Thursday, February 11, 2010

PA: Lawsuit Filed in YMCA Alum Abuse Case

NOTE: For more information on this story, please see this related article, from last year:

PA: Parents hire attorney to investigate alleged child abuse at daycare center

Excerpt from

February 10, 2010
By Patti Yauger

SOUTH CONNELLSVILLE - Several area parents have filed a civil lawsuit against five YMCA Child Development Center workers who allegedly gave pickling salt to their children as a form of discipline.

Through their legal counsel - attorneys Alan Perer and Brian W. DelVecchio of the Pittsburgh law firm of Swensen Perer & Kontos - parents Brian and Janean Ansell, Shannon Partridge, Jessica Harr, Rodney and Lori Humbertson, Amber Doppelheur, Ryan Timms and Hillary Hamborsky have requested that a jury hear the matter on behalf of their children.

Named as defendants in the lawsuit are five employees, including Stephanie Griffith, Kristen Homes, Ann Lancaster, Derek Hillen and Kerri Trich, along with their employer, the Regional Family YMCA of Laurel Highlands and the National Council of Young Men's Christian Associations of the United States of America.

According to the court document, day-care center assistant group supervisor Rebecca DeWitt shared a conversation with Partridge that revealed Griffin had given a 6-year-old child alum as a means of discipline in January 2009.

Alum is a pickling salt that when ingested causes a burning sensation in the mouth or stomach, diarrhea, vomiting, loss of appetite, nausea and choking.
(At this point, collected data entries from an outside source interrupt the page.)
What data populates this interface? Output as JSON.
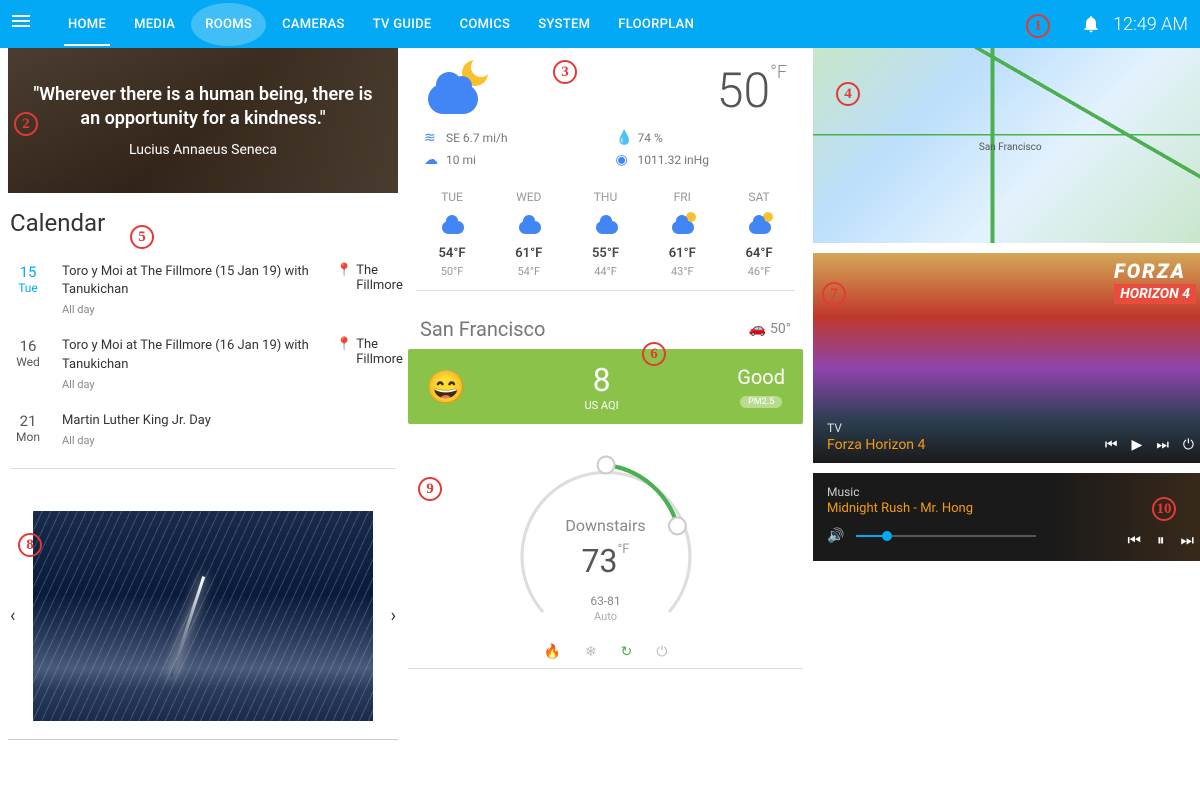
{
  "header": {
    "tabs": [
      "HOME",
      "MEDIA",
      "ROOMS",
      "CAMERAS",
      "TV GUIDE",
      "COMICS",
      "SYSTEM",
      "FLOORPLAN"
    ],
    "active_tab": "HOME",
    "highlight_tab": "ROOMS",
    "time": "12:49 AM"
  },
  "quote": {
    "text": "\"Wherever there is a human being, there is an opportunity for a kindness.\"",
    "author": "Lucius Annaeus Seneca"
  },
  "calendar": {
    "title": "Calendar",
    "events": [
      {
        "date_num": "15",
        "date_day": "Tue",
        "is_today": true,
        "title": "Toro y Moi at The Fillmore (15 Jan 19) with Tanukichan",
        "allday": "All day",
        "location": "The Fillmore"
      },
      {
        "date_num": "16",
        "date_day": "Wed",
        "is_today": false,
        "title": "Toro y Moi at The Fillmore (16 Jan 19) with Tanukichan",
        "allday": "All day",
        "location": "The Fillmore"
      },
      {
        "date_num": "21",
        "date_day": "Mon",
        "is_today": false,
        "title": "Martin Luther King Jr. Day",
        "allday": "All day",
        "location": ""
      }
    ]
  },
  "weather": {
    "temp": "50",
    "temp_unit": "°F",
    "wind": "SE 6.7 mi/h",
    "visibility": "10 mi",
    "humidity": "74 %",
    "pressure": "1011.32 inHg",
    "forecast": [
      {
        "day": "TUE",
        "hi": "54°F",
        "lo": "50°F",
        "moon": false
      },
      {
        "day": "WED",
        "hi": "61°F",
        "lo": "54°F",
        "moon": false
      },
      {
        "day": "THU",
        "hi": "55°F",
        "lo": "44°F",
        "moon": false
      },
      {
        "day": "FRI",
        "hi": "61°F",
        "lo": "43°F",
        "moon": true
      },
      {
        "day": "SAT",
        "hi": "64°F",
        "lo": "46°F",
        "moon": true
      }
    ]
  },
  "aqi": {
    "city": "San Francisco",
    "travel_temp": "50°",
    "value": "8",
    "scale": "US AQI",
    "rating": "Good",
    "pollutant": "PM2.5"
  },
  "thermostat": {
    "name": "Downstairs",
    "temp": "73",
    "unit": "°F",
    "range": "63-81",
    "mode": "Auto"
  },
  "map": {
    "label": "San Francisco"
  },
  "tv": {
    "logo_top": "FORZA",
    "logo_bottom": "HORIZON 4",
    "type": "TV",
    "title": "Forza Horizon 4"
  },
  "music": {
    "type": "Music",
    "title": "Midnight Rush - Mr. Hong",
    "volume_pct": 14
  },
  "annotations": [
    "1",
    "2",
    "3",
    "4",
    "5",
    "6",
    "7",
    "8",
    "9",
    "10"
  ]
}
According to the Centers for Disease Control and Prevention, it also is corrosive upon ingestion.

Alum may cause expressions of fear and behavioral changes in young children when exposed to the substance as adverse stimuli, the court document states.

When Partridge questioned her two children about any incidents involving the pickling salt, she was told that a white powder had been given to them and that "it hurt their mouth."

In the court document, Partridge said that her children had experienced unexplained stomach pain, vomiting and other ailments. One of the children had also experienced nightmares.


The lawsuit charges each of the employees and the national and local YMCA with negligence, assault and battery, intentional infliction of emotional distress and negligent infliction of emotional distress.

DelVecchio said the lawsuit was filed after the YMCA failed to fully acknowledge the workers' abuse of the youngsters.


Fayette County Court Judge Steve P. Leskinen has been assigned the case.

The defendants have 20 days to file a response.